Performance throughput

Based on the test, in the case of no bandwidth limit and rate limit of the receiver (such as Splunk), to promote the hardware to run the above sample with pypy3, a single consumer can consume a rate of 5 MB/s original log under about 10% of the single-core CPU. Therefore, it is theoretically possible to achieve 50 MB/s raw logs per CPU core, that is, each CPU core can consume 4TB raw logs every day.

Note: this data depends on bandwidth, hardware parameters, and whether the target Logstore can receive data quickly.

High availability

The consumer group will save the check-point on the server side, and when one consumer stops, the other consumer will automatically take over and continue spending from the breakpoint.

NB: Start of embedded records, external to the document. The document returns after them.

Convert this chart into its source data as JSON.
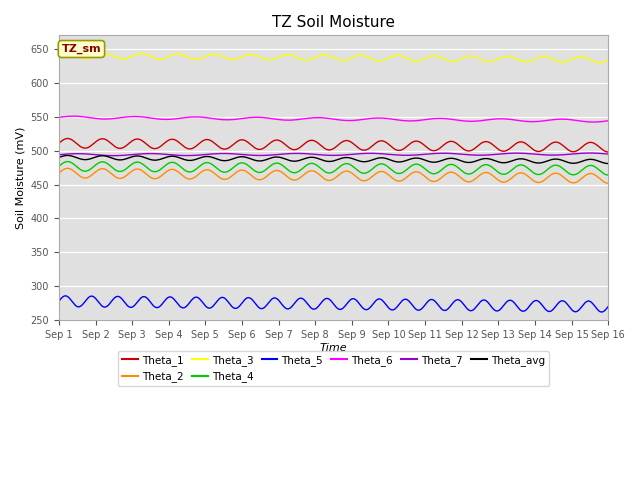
{
  "title": "TZ Soil Moisture",
  "xlabel": "Time",
  "ylabel": "Soil Moisture (mV)",
  "ylim": [
    250,
    670
  ],
  "yticks": [
    250,
    300,
    350,
    400,
    450,
    500,
    550,
    600,
    650
  ],
  "xlim": [
    0,
    15
  ],
  "xtick_labels": [
    "Sep 1",
    "Sep 2",
    "Sep 3",
    "Sep 4",
    "Sep 5",
    "Sep 6",
    "Sep 7",
    "Sep 8",
    "Sep 9",
    "Sep 10",
    "Sep 11",
    "Sep 12",
    "Sep 13",
    "Sep 14",
    "Sep 15",
    "Sep 16"
  ],
  "n_points": 1500,
  "bg_color": "#e0e0e0",
  "series": [
    {
      "name": "Theta_1",
      "color": "#cc0000",
      "base": 511,
      "amp": 7,
      "freq": 1.05,
      "trend": -6
    },
    {
      "name": "Theta_2",
      "color": "#ff8c00",
      "base": 467,
      "amp": 7,
      "freq": 1.05,
      "trend": -8
    },
    {
      "name": "Theta_3",
      "color": "#ffff00",
      "base": 640,
      "amp": 4,
      "freq": 1.0,
      "trend": -6
    },
    {
      "name": "Theta_4",
      "color": "#00cc00",
      "base": 477,
      "amp": 7,
      "freq": 1.05,
      "trend": -6
    },
    {
      "name": "Theta_5",
      "color": "#0000ff",
      "base": 278,
      "amp": 8,
      "freq": 1.4,
      "trend": -8
    },
    {
      "name": "Theta_6",
      "color": "#ff00ff",
      "base": 549,
      "amp": 2,
      "freq": 0.6,
      "trend": -5
    },
    {
      "name": "Theta_7",
      "color": "#9900cc",
      "base": 494,
      "amp": 1.5,
      "freq": 0.5,
      "trend": 1
    },
    {
      "name": "Theta_avg",
      "color": "#000000",
      "base": 490,
      "amp": 3,
      "freq": 1.05,
      "trend": -6
    }
  ],
  "legend_label": "TZ_sm",
  "legend_label_color": "#8b0000",
  "legend_box_facecolor": "#ffffcc",
  "legend_box_edgecolor": "#999900"
}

Consumers can be started on different machines so that when one machine stops or breaks down, consumers on other machines can automatically take over and spend from the breakpoint.

In theory, consumers who are larger than the number of shard can also be started for backup.

Other restrictions and constraints

A maximum of 10 consumer groups can be configured for each log library (logstore). If you encounter an error ConsumerGroupQuotaExceed, it is recommended to delete some unused consumer groups on the console.

Monitor and control

View the status of consumer groups in the console

Check the delay of consumer groups through cloud monitoring and configure alarms

Https

If the service entry (endpoint) is configured with a https:// prefix, such as https://cn-beijing.log.aliyuncs.com, the program's connection to SLS is automatically encrypted using HTTPS.

The server certificate * .aliyuncs.com is signed by GlobalSign, which is automatically trusted by most Linux/Windows machines by default. If there are special circumstances, the machine does not trust this certificate, you can refer to here to download and install this certificate.

On the log service Python consumer group how to distribute data in real time to share here, I hope the above content can be of some help to you, can learn more knowledge. If you think the article is good, you can share it for more people to see.

Welcome to subscribe "Shulou Technology Information " to get latest news, interesting things and hot topics in the IT industry, and controls the hottest and latest Internet news, technology news and IT industry trends.

*The comments in the above article only represent the author's personal views and do not represent the views and positions of this website. If you have more insights, please feel free to contribute and share.